Openclaw-superpowers skill-trigger-tester

Scores a skill's description field against sample user prompts to predict whether OpenClaw will correctly trigger it — before you publish or install.

install

source · Clone the upstream repo

git clone https://github.com/ArchieIndian/openclaw-superpowers

Claude Code · Install into ~/.claude/skills/

T=$(mktemp -d) && git clone --depth=1 https://github.com/ArchieIndian/openclaw-superpowers "$T" && mkdir -p ~/.claude/skills && cp -r "$T/skills/core/skill-trigger-tester" ~/.claude/skills/archieindian-openclaw-superpowers-skill-trigger-tester && rm -rf "$T"

OpenClaw · Install into ~/.openclaw/skills/

T=$(mktemp -d) && git clone --depth=1 https://github.com/ArchieIndian/openclaw-superpowers "$T" && mkdir -p ~/.openclaw/skills && cp -r "$T/skills/core/skill-trigger-tester" ~/.openclaw/skills/archieindian-openclaw-superpowers-skill-trigger-tester && rm -rf "$T"

manifest: skills/core/skill-trigger-tester/SKILL.md

source content

Skill Trigger Tester

What it does

OpenClaw maps user intent to skills by matching the user's message against each skill's

description:

field. A weak description means your skill silently never fires. A description that's too broad means it fires when it shouldn't.

Skill Trigger Tester helps you validate the trigger quality of a skill's description before publishing. You give it:

The description string you're testing
A set of "should fire" prompts (true positives)
A set of "should not fire" prompts (true negatives)

It scores precision, recall, and gives an overall trigger quality grade (A–F) plus actionable suggestions.

When to invoke

Before publishing any new skill to ClawHub
When a skill you expect to trigger isn't firing
When a skill keeps firing on irrelevant prompts
Inside
```
create-skill
```
workflow (Step 5: validation)

Scoring model

The tool uses a keyword + semantic overlap heuristic against the description field:

Metric	Meaning
Recall	% of "should fire" prompts that would match
Precision	% of matches that are actually "should fire"
F1	Harmonic mean of recall and precision

Grade thresholds:

Grade	F1
A	≥ 0.85
B	≥ 0.70
C	≥ 0.55
D	≥ 0.40
F	< 0.40

How to use

python3 test.py --description "Diagnoses skill discovery failures" \
  --should-fire "why isn't my skill loading" \
               "my skill disappeared from the registry" \
               "check if my skills are healthy" \
  --should-not-fire "write a skill" \
                    "install superpowers" \
                    "review my code"

python3 test.py --file skill-spec.yaml    # Load test cases from YAML file
python3 test.py --format json             # Machine-readable output

Test spec file format

description: "Diagnoses skill discovery failures — YAML parse errors, path violations"
should_fire:
  - "why isn't my skill loading"
  - "my skill disappeared"
  - "check skill health"
should_not_fire:
  - "write a new skill"
  - "install openclaw"

Procedure

Step 1 — Write your test cases

For each skill you're testing, list 3–5 prompts that should trigger it and 3–5 that should not.
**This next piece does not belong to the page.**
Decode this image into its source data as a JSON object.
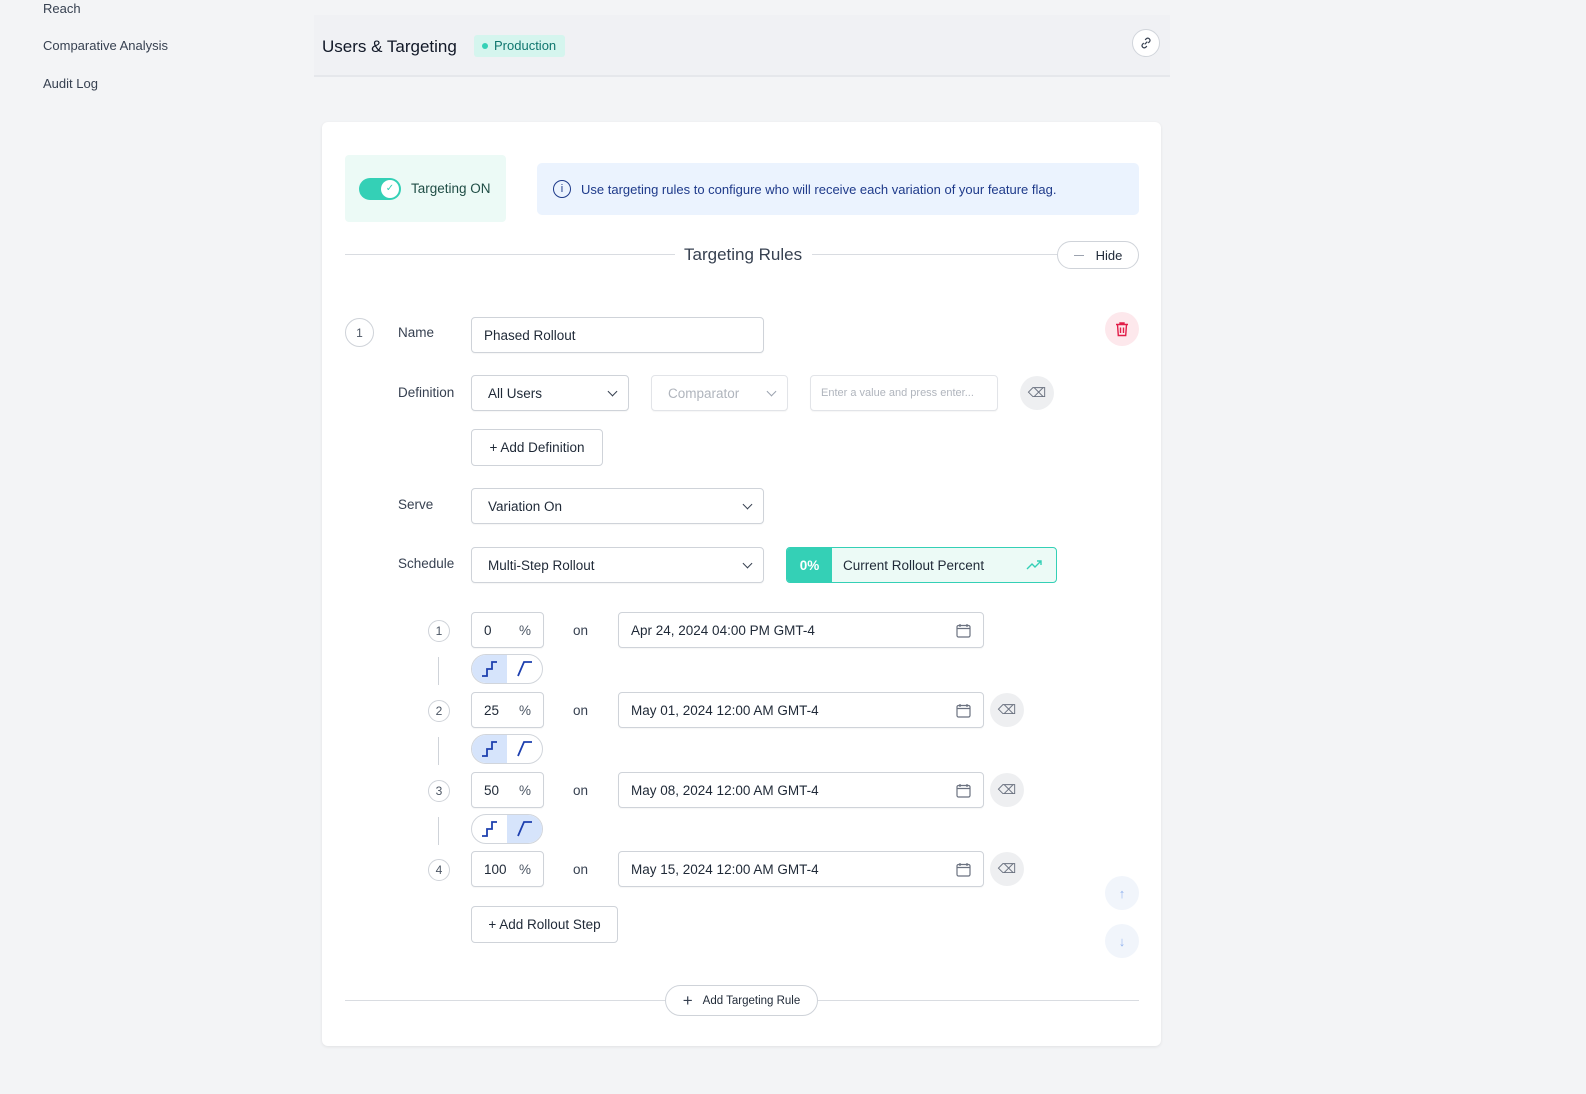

Be honest about edge cases.

Step 2 — Run the scorer

python3 test.py --description "<your description>" \
  --should-fire "..." --should-not-fire "..."
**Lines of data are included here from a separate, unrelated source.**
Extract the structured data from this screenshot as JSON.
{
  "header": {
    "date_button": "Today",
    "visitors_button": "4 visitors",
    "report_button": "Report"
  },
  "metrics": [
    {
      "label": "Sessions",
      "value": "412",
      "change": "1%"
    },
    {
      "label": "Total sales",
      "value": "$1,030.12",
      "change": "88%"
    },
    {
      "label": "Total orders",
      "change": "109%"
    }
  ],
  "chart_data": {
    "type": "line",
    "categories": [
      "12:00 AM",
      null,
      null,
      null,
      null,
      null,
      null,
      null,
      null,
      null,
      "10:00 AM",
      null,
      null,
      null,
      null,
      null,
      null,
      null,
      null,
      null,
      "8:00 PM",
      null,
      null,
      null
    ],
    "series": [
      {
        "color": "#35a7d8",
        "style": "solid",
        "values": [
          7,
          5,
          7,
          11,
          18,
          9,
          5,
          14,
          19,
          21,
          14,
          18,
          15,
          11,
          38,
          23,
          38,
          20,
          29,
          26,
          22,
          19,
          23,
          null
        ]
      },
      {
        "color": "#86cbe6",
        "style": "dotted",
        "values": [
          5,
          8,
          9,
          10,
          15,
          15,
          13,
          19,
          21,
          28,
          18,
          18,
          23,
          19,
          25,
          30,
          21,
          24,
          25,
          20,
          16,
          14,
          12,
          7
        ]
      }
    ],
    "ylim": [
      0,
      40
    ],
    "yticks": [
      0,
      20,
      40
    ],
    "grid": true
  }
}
Step 3 — Interpret results

Grade A/B: description is well-calibrated. Publish.
Grade C: borderline — add more specific keywords to the description, or narrow the wording.
Grade D/F: description is too vague or uses jargon the user won't say. Rewrite and retest.

Step 4 — Iterate

Try alternative descriptions and compare scores side-by-side using

--compare

Step 5 — Add test file to the skill directory

Commit the

trigger-tests.yaml

spec alongside the skill. Future contributors can run it to verify trigger quality hasn't regressed.

Common mistakes

Too generic:
```
"Helps with skills"
```
— will either never fire or fire on everything

Technical jargon:

"Validates SKILL.md frontmatter schema coherence"

— users don't say this

Action + object only:
```
"Creates skills"
```
— add when/why context
Missing synonyms: If users might say "check" or "verify" or "test", the description needs to capture the semantic range

Output example

Skill Trigger Quality — skill-doctor
─────────────────────────────────────────────
Description: "Diagnoses silent skill discovery failures..."
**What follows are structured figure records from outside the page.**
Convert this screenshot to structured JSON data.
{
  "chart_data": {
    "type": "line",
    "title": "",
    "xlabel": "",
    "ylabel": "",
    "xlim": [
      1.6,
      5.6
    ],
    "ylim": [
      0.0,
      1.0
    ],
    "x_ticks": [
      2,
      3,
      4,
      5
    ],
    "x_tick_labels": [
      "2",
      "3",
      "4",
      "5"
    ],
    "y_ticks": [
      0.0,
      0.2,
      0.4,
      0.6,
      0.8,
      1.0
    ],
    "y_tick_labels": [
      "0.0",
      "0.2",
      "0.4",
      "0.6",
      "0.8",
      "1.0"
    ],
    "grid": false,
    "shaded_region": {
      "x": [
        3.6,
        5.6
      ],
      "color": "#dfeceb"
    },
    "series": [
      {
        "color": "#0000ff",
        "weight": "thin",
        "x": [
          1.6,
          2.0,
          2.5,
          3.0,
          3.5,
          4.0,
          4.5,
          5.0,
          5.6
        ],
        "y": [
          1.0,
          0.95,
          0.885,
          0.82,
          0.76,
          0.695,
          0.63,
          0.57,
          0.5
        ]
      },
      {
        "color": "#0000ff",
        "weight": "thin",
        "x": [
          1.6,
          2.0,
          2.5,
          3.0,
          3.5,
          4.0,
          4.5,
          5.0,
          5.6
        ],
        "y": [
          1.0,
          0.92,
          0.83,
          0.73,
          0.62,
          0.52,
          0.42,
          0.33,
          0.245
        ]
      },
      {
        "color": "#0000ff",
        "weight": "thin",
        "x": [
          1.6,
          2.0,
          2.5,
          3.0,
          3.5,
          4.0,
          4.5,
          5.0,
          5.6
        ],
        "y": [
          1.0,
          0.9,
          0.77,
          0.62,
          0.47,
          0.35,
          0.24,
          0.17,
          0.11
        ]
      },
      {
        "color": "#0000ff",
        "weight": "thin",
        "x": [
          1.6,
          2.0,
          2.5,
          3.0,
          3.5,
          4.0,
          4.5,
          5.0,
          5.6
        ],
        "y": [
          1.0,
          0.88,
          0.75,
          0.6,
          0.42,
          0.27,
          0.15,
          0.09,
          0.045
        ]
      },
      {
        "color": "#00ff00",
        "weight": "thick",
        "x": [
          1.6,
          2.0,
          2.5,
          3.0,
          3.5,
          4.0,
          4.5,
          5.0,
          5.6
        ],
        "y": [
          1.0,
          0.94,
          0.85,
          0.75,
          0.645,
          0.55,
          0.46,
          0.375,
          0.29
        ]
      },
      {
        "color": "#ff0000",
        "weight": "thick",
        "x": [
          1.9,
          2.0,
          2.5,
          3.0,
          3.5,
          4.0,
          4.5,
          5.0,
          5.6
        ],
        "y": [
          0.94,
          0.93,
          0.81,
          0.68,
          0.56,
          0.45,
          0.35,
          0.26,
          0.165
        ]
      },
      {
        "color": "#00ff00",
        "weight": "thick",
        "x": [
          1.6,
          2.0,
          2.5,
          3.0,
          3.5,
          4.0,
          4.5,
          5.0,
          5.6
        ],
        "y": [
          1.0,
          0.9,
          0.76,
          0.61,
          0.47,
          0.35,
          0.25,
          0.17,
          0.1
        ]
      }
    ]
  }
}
Should fire (5 prompts):    4 / 5 matched   recall    = 0.80
Should not fire (5 prompts): 1 / 5 matched  precision = 0.80
F1 score: 0.80   Grade: B

⚠ 1 false negative: "check if skills are healthy"
   Suggestion: Add "healthy", "health", or "check" to the description.

⚠ 1 false positive: "check my code"
   Suggestion: Narrow description to avoid generic "check" overlap.